Mais ce système de financement comporte deux inconvénients majeurs qui profitent largement aux plus riches de notre pays.
Le premier : seuls les revenus salariaux sont soumis à l’impôt sur la sécurité sociale. La plupart des Américains tirent la majeure partie de leurs revenus de leur salaire. Ce n’est pas le cas des riches. Les plus riches tirent la plupart de leurs revenus des investissements qu’ils réalisent grâce à leur fortune. Ces revenus d’investissement, qui comprennent tout, des bénéfices que les riches tirent de la vente d’actifs aux dividendes qu’ils perçoivent sur leurs actions, ne sont pas soumis à l’impôt sur la sécurité sociale.
Deuxième inconvénient : les dirigeants d’entreprise et autres Américains percevant des salaires élevés ne paient des cotisations sociales que sur une fraction de leur rémunération. En 2025, tous les salaires supérieurs à 176 100 dollars ne seront soumis à aucune cotisation sociale.

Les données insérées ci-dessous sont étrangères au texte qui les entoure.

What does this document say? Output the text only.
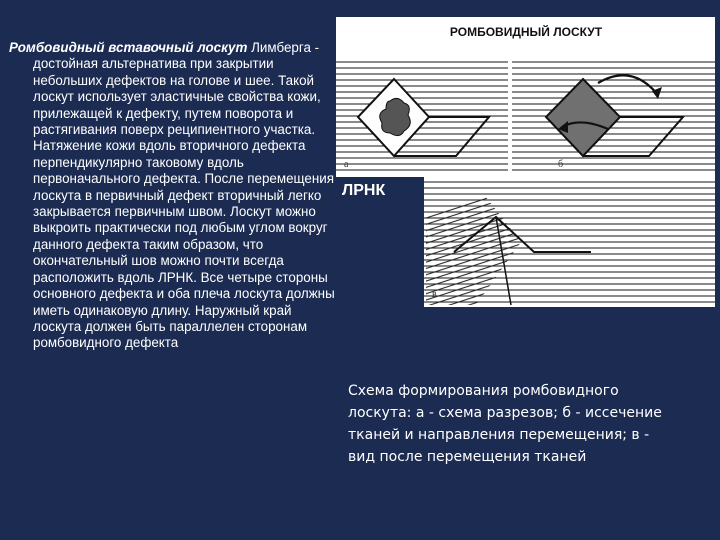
Ромбовидный вставочный лоскут Лимберга - достойная альтернатива при закрытии небольших дефектов на голове и шее. Такой лоскут использует эластичные свойства кожи, прилежащей к дефекту, путем поворота и растягивания поверх реципиентного участка. Натяжение кожи вдоль вторичного дефекта перпендикулярно таковому вдоль первоначального дефекта. После перемещения лоскута в первичный дефект вторичный легко закрывается первичным швом. Лоскут можно выкроить практически под любым углом вокруг данного дефекта таким образом, что окончательный шов можно почти всегда расположить вдоль ЛРНК. Все четыре стороны основного дефекта и оба плеча лоскута должны иметь одинаковую длину. Наружный край лоскута должен быть параллелен сторонам ромбовидного дефекта

РОМБОВИДНЫЙ ЛОСКУТ
а	б
в
ЛРНК
Схема формирования ромбовидного лоскута: а - схема разрезов; б - иссечение тканей и направления перемещения; в - вид после перемещения тканей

Les économies que nos plus riches tirent de ces deux failles peuvent atteindre des montants astronomiques. Ici, en 2025, l’économiste Teresa Ghilarducci souligne qu’au moins 229 dirigeants d’entreprises et de banques gagnant plus de 50 millions de dollars par an auront essentiellement « payé tous leurs impôts de sécurité sociale pour l’ensemble de l’année » avant la fin de la première journée de l’année !
Combien de temps le financement de la sécurité sociale pourra-t-il continuer ainsi ? Pas longtemps. Jusqu’à ces dernières années, le nombre d’Américains cotisant à la sécurité sociale était bien supérieur à celui des bénéficiaires. Aujourd’hui, les seniors représentant une part toujours plus importante de la population américaine, les anciens ratios sont en train de s’effondrer.

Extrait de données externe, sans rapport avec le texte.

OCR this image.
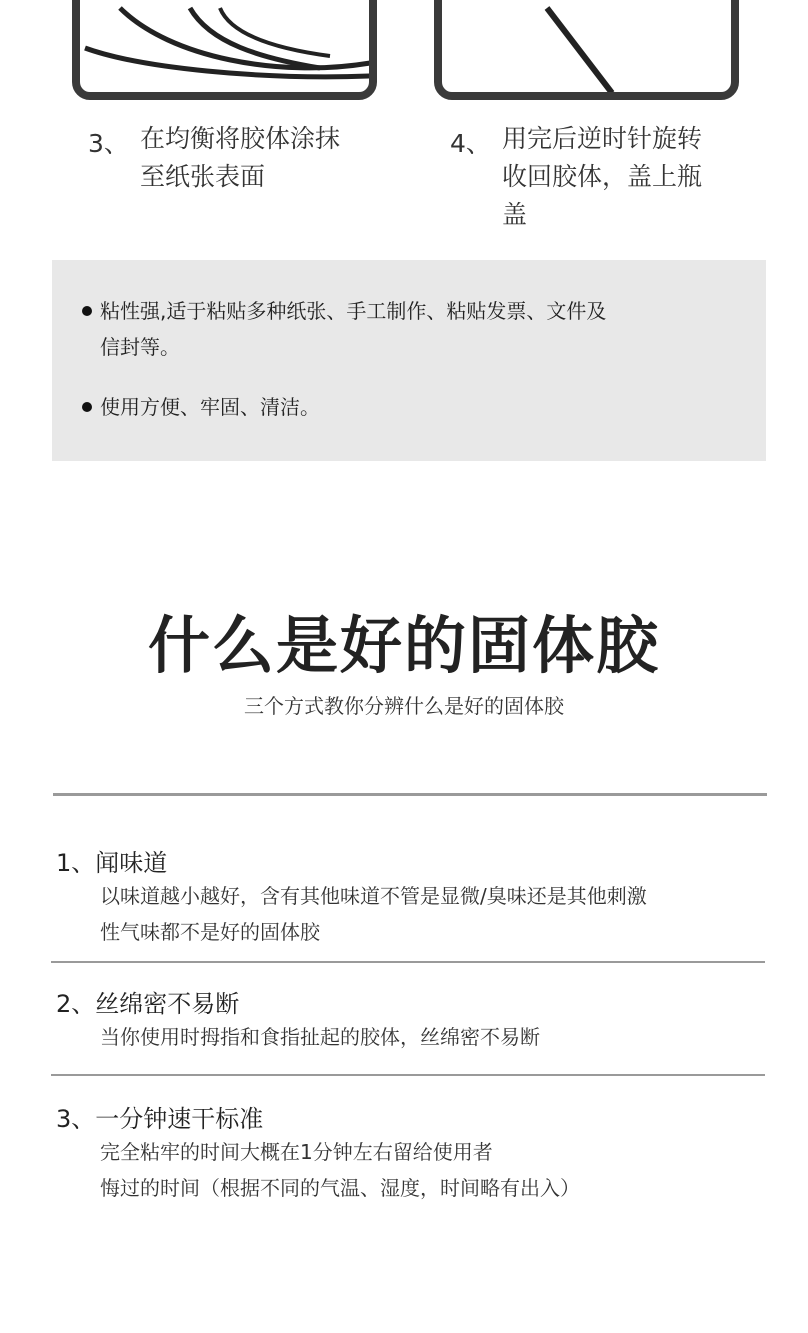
3、 在均衡将胶体涂抹
至纸张表面
4、 用完后逆时针旋转
收回胶体，盖上瓶
盖
粘性强,适于粘贴多种纸张、手工制作、粘贴发票、文件及
信封等。
使用方便、牢固、清洁。
什么是好的固体胶
三个方式教你分辨什么是好的固体胶
1、闻味道
以味道越小越好，含有其他味道不管是显微/臭味还是其他刺激
性气味都不是好的固体胶
2、丝绵密不易断
当你使用时拇指和食指扯起的胶体，丝绵密不易断
3、一分钟速干标准
完全粘牢的时间大概在1分钟左右留给使用者
悔过的时间（根据不同的气温、湿度，时间略有出入）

En 2021, comme l’a indiqué en mai dernier le Conseil d’administration de la sécurité sociale, le coût annuel total du système de sécurité sociale a commencé à dépasser les recettes annuelles du programme. D’ici 2035, les administrateurs préviennent que les seniors américains ne percevront plus que 83 % des prestations qui leur sont dues, à moins que le Congrès ne prenne des mesures pour mettre la sécurité sociale sur une voie beaucoup plus viable.
La solution simple à ce défi démographique et budgétaire ? Nous pourrions mettre fin une fois pour toutes aux privilèges sociaux dont continuent de bénéficier les plus riches Américains.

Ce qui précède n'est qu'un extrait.